Within this work, two case-studies are presented resulting in two customized implants. It is important to mention that the project of new implant designs requires a pre-analysis of the internal bony structure to assure the static stability and structural support of the orthopaedic device. In both cases, the developed prosthetic models were prototyped using SL-stereolithography in order to proceed with its fabrication by investment casting in a biocompatible titanium alloy.
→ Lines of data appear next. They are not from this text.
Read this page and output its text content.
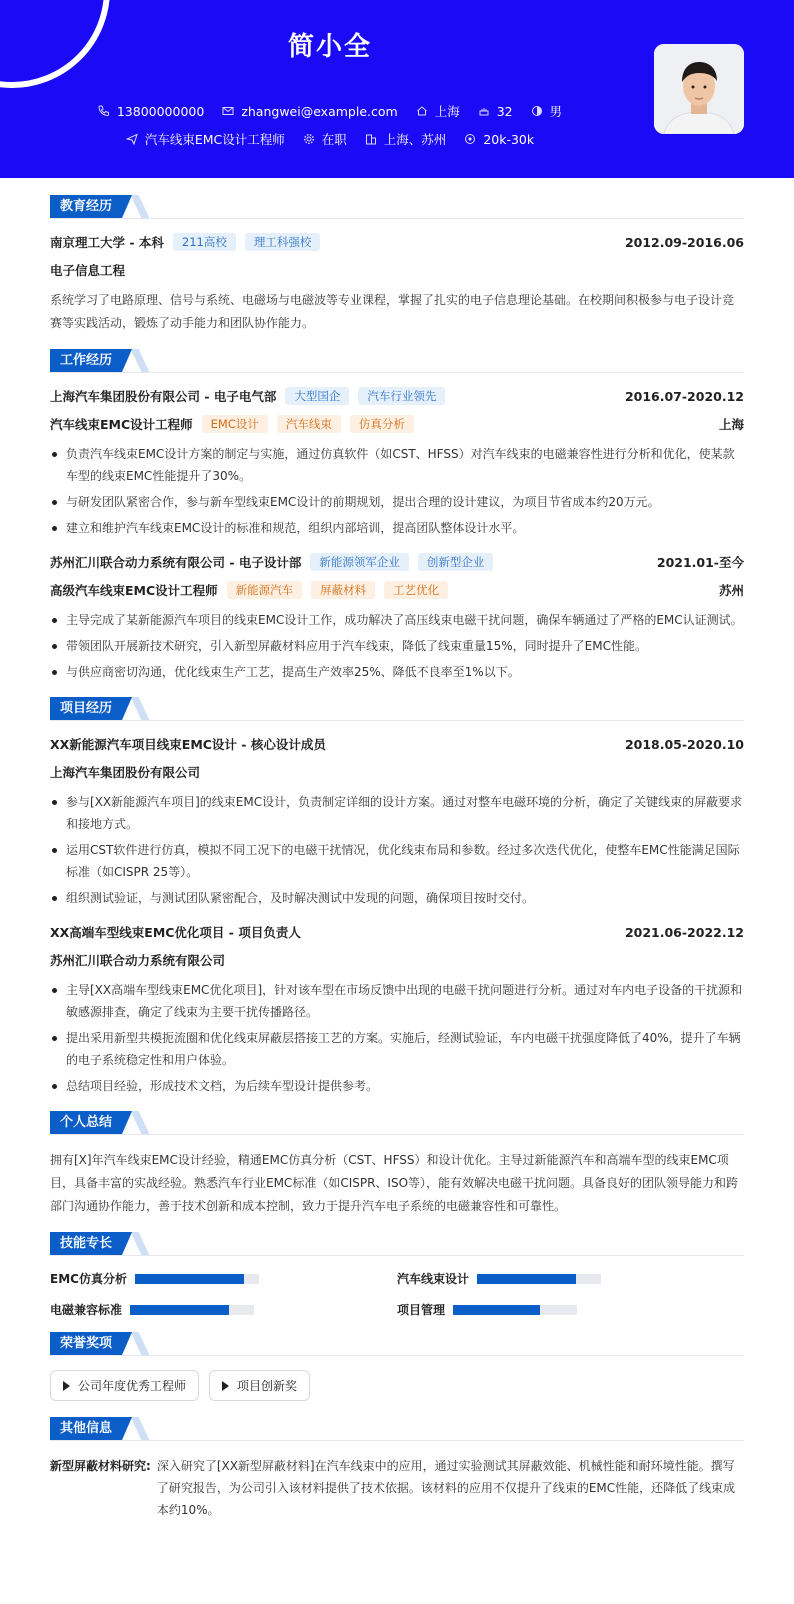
简小全
13800000000	zhangwei@example.com	上海	32	男
汽车线束EMC设计工程师	在职	上海、苏州	20k-30k
教育经历
南京理工大学 - 本科	211高校	理工科强校	2012.09-2016.06
电子信息工程
系统学习了电路原理、信号与系统、电磁场与电磁波等专业课程，掌握了扎实的电子信息理论基础。在校期间积极参与电子设计竞赛等实践活动，锻炼了动手能力和团队协作能力。
工作经历
上海汽车集团股份有限公司 - 电子电气部	大型国企	汽车行业领先	2016.07-2020.12
汽车线束EMC设计工程师	EMC设计	汽车线束	仿真分析	上海
负责汽车线束EMC设计方案的制定与实施，通过仿真软件（如CST、HFSS）对汽车线束的电磁兼容性进行分析和优化，使某款车型的线束EMC性能提升了30%。
与研发团队紧密合作，参与新车型线束EMC设计的前期规划，提出合理的设计建议，为项目节省成本约20万元。
建立和维护汽车线束EMC设计的标准和规范，组织内部培训，提高团队整体设计水平。
苏州汇川联合动力系统有限公司 - 电子设计部	新能源领军企业	创新型企业	2021.01-至今
高级汽车线束EMC设计工程师	新能源汽车	屏蔽材料	工艺优化	苏州
主导完成了某新能源汽车项目的线束EMC设计工作，成功解决了高压线束电磁干扰问题，确保车辆通过了严格的EMC认证测试。
带领团队开展新技术研究，引入新型屏蔽材料应用于汽车线束，降低了线束重量15%，同时提升了EMC性能。
与供应商密切沟通，优化线束生产工艺，提高生产效率25%、降低不良率至1%以下。
项目经历
XX新能源汽车项目线束EMC设计 - 核心设计成员	2018.05-2020.10
上海汽车集团股份有限公司
参与[XX新能源汽车项目]的线束EMC设计，负责制定详细的设计方案。通过对整车电磁环境的分析，确定了关键线束的屏蔽要求和接地方式。
运用CST软件进行仿真，模拟不同工况下的电磁干扰情况，优化线束布局和参数。经过多次迭代优化，使整车EMC性能满足国际标准（如CISPR 25等）。
组织测试验证，与测试团队紧密配合，及时解决测试中发现的问题，确保项目按时交付。
XX高端车型线束EMC优化项目 - 项目负责人	2021.06-2022.12
苏州汇川联合动力系统有限公司
主导[XX高端车型线束EMC优化项目]，针对该车型在市场反馈中出现的电磁干扰问题进行分析。通过对车内电子设备的干扰源和敏感源排查，确定了线束为主要干扰传播路径。
提出采用新型共模扼流圈和优化线束屏蔽层搭接工艺的方案。实施后，经测试验证，车内电磁干扰强度降低了40%，提升了车辆的电子系统稳定性和用户体验。
总结项目经验，形成技术文档，为后续车型设计提供参考。
个人总结
拥有[X]年汽车线束EMC设计经验，精通EMC仿真分析（CST、HFSS）和设计优化。主导过新能源汽车和高端车型的线束EMC项目，具备丰富的实战经验。熟悉汽车行业EMC标准（如CISPR、ISO等），能有效解决电磁干扰问题。具备良好的团队领导能力和跨部门沟通协作能力，善于技术创新和成本控制，致力于提升汽车电子系统的电磁兼容性和可靠性。
技能专长
EMC仿真分析	汽车线束设计
电磁兼容标准	项目管理
荣誉奖项
公司年度优秀工程师	项目创新奖
其他信息
新型屏蔽材料研究: 深入研究了[XX新型屏蔽材料]在汽车线束中的应用，通过实验测试其屏蔽效能、机械性能和耐环境性能。撰写了研究报告，为公司引入该材料提供了技术依据。该材料的应用不仅提升了线束的EMC性能，还降低了线束成本约10%。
As future work, a topology optimization based on finite element methodologies is pointed out. This analysis could be an added value for the presented approach as it may lead to more lightweight products without compromising the structural stability of the prosthesis. Also, investigations on methods for automatizing the design procedure of customized implants are suggested as upcoming developments.

The advantages of the sophisticated design techniques used within the process of implant customization are widely recognised. However, due to its higher time and cost production, the medical community is still regularly using implants with a standard design. Thus, the goal of this work is to reverse this trend by improving and optimizing the process of implant customization in order to ensure high precision, cost-effectiveness and longevity to the orthopaedic implants.